Science  26 Nov 1999:
Vol. 286, Issue 5445, pp. 1657
  1. Replay

    A University of Arizona (UA), Tucson, immunologist dismissed for scientific misconduct will get a second chance to plead her case. Arizona Judge Stephen Villarreal ruled on 16 November that former Regents Professor Marguerite Kay was wrongly denied legal representation during a hearing that led to her dismissal (Science, 5 November, p. 1076). Villarreal ruled that the university erred in barring Kay's attorney from speaking at the hearing and should grant a new one.

    Kay feels vindicated. But Villarreal did not comment on the misconduct allegations or say that the UA must rehire her. UA attorney Jane Eikleberry says Kay will get a new hearing, though administrators “have not resolved” whether it will include another review of misconduct evidence.

  2. Getting Credit

    High-tech executives have won a lengthy extension of a coveted tax credit. The House and Senate voted last week to give the R&D tax credit—which allows companies to deduct research expenses—a new 5-year lease on life. The credit expired 30 June, and industry had lobbied hard to avoid another single-year renewal of the perk, saying such short extensions wreak havoc with financial planning. Although backers failed to make the credit permanent, Representative James Sensenbrenner (R-WI), head of the House Science Committee, said the 5-year extension will finally “put an end to the start-and-stop approach” that long bedeviled the policy.

  3. Feeding the Debate

    With activists dressed up as monarch butterflies protesting outside, the Food and Drug Administration (FDA) kicked off a three-stop listening tour about genetically modified food in Chicago last week. The meetings were set up to explain FDA's approval policy for transgenic crops, which critics say is lax (see p. 1664).

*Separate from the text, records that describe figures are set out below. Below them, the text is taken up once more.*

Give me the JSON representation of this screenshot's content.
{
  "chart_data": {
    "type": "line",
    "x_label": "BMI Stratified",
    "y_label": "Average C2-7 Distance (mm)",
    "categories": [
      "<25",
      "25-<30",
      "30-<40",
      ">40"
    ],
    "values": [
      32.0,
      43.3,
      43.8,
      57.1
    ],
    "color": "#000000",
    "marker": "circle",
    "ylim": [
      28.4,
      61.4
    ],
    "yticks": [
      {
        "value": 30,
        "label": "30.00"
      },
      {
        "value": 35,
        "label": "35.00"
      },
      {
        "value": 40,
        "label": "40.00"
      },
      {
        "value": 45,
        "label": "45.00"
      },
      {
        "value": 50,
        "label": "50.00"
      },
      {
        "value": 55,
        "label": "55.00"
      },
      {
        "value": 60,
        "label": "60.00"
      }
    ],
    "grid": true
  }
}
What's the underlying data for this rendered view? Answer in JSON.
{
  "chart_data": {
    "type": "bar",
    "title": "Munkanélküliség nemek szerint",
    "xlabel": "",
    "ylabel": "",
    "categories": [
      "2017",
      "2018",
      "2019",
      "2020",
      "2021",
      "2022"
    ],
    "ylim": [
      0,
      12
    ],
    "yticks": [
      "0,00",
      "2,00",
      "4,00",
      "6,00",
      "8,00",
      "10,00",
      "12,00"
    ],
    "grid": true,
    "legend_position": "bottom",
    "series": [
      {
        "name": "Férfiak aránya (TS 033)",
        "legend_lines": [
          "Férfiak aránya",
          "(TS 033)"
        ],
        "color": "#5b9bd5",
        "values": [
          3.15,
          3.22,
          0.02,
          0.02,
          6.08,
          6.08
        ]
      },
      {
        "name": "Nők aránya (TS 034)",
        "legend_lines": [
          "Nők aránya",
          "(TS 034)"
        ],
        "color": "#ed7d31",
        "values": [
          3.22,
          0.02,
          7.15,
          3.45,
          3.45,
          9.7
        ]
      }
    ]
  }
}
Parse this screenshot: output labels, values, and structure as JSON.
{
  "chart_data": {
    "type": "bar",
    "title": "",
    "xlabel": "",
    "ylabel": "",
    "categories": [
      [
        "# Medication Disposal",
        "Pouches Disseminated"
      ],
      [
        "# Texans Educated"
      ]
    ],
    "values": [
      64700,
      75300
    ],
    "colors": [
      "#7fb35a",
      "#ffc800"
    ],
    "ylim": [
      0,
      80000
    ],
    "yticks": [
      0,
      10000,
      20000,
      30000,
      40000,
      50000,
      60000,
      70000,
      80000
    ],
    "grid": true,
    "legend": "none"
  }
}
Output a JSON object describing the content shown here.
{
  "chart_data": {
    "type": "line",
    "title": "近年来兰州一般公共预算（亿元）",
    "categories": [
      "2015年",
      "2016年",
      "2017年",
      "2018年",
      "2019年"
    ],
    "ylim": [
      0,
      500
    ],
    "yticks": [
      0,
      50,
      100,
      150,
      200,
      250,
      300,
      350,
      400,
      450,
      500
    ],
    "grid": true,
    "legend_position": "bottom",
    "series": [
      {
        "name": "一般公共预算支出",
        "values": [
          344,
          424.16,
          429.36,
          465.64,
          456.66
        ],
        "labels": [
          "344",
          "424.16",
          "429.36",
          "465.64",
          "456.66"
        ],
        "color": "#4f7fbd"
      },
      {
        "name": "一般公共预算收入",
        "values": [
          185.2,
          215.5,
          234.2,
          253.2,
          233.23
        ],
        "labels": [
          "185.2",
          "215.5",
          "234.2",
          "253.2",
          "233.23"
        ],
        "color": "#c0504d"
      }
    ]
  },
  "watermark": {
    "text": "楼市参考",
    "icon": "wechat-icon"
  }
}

    Overwhelming interest forced FDA to find a larger venue just 2 days before the Chicago session, and many of the speakers came out strongly against biotech crops. But that doesn't signal an impending change of public opinion in the United States, says Mike Phillips of the Biotechnology Industry Organization, who sat on one of the meeting's panels. “There are hundreds if not thousands of zealots,” says Phillips. “But did the average man on the street come in and say anything? The answer is no.” Crowds are expected at the remaining two hearings, in Washington, D.C., on 30 November and Oakland, California, on 13 December.

  4. Ensnared

    A Ukrainian scientist accused of selling “a national treasure”–plankton biodiversity data—to the West was charged last week with illegal currency transactions. A conviction could torpedo millions of dollars in research support to Ukrainian scientists from the European Union (EU).

    The Ukrainian security bureau (SBU) is accusing Sergey Piontkovski (right) of the Institute of Biology of the Southern Seas in Sevastopol of diverting British and EU grant money—used to digitize the plankton data—to foreign accounts, rather than putting it in agreed-upon Ukrainian vaults (Science, 29 October, p. 879). Unnamed experts valued the data at more than $200 million in the 16 November Slava Sevastopolya newspaper, suggesting that the transfer was a rip-off. But Piontkovski says he has tried “to explain … that countries invest millions in getting data, but the data themselves are free for scientific exchange.” He denies that money ended up in personal accounts.

    Piontkovski faces up to 5 years in prison and expects the SBU to bring lesser charges against at least one colleague. A trial could begin as soon as January. But a spokesperson for the EU's INTAS program—one of the researcher's funders—said “there will be consequences” for its funding in Ukraine “if the questions are not fully resolved by mid-January.”

  5. Retooling

    Sweden's research funding system appears headed for a radical overhaul. Responding to controversy over a streamlining plan released last year (Science, 20 November 1998, p. 1401), a government panel last week proposed replacing existing basic research councils with a single entity and trimming the number of government agencies with responsibility for applied studies from eight to three. It also called for new fora to discuss funding coordination and communicate with policy-makers.

    The plan has won guarded praise from researchers, though some fear it could create artificial divisions between basic and applied studies. But panel head Hans Wig-zell, president of the Karolinska Institute, hopes parliament will consider the plan early next year and that Sweden will begin 2001 “with a totally new organization.”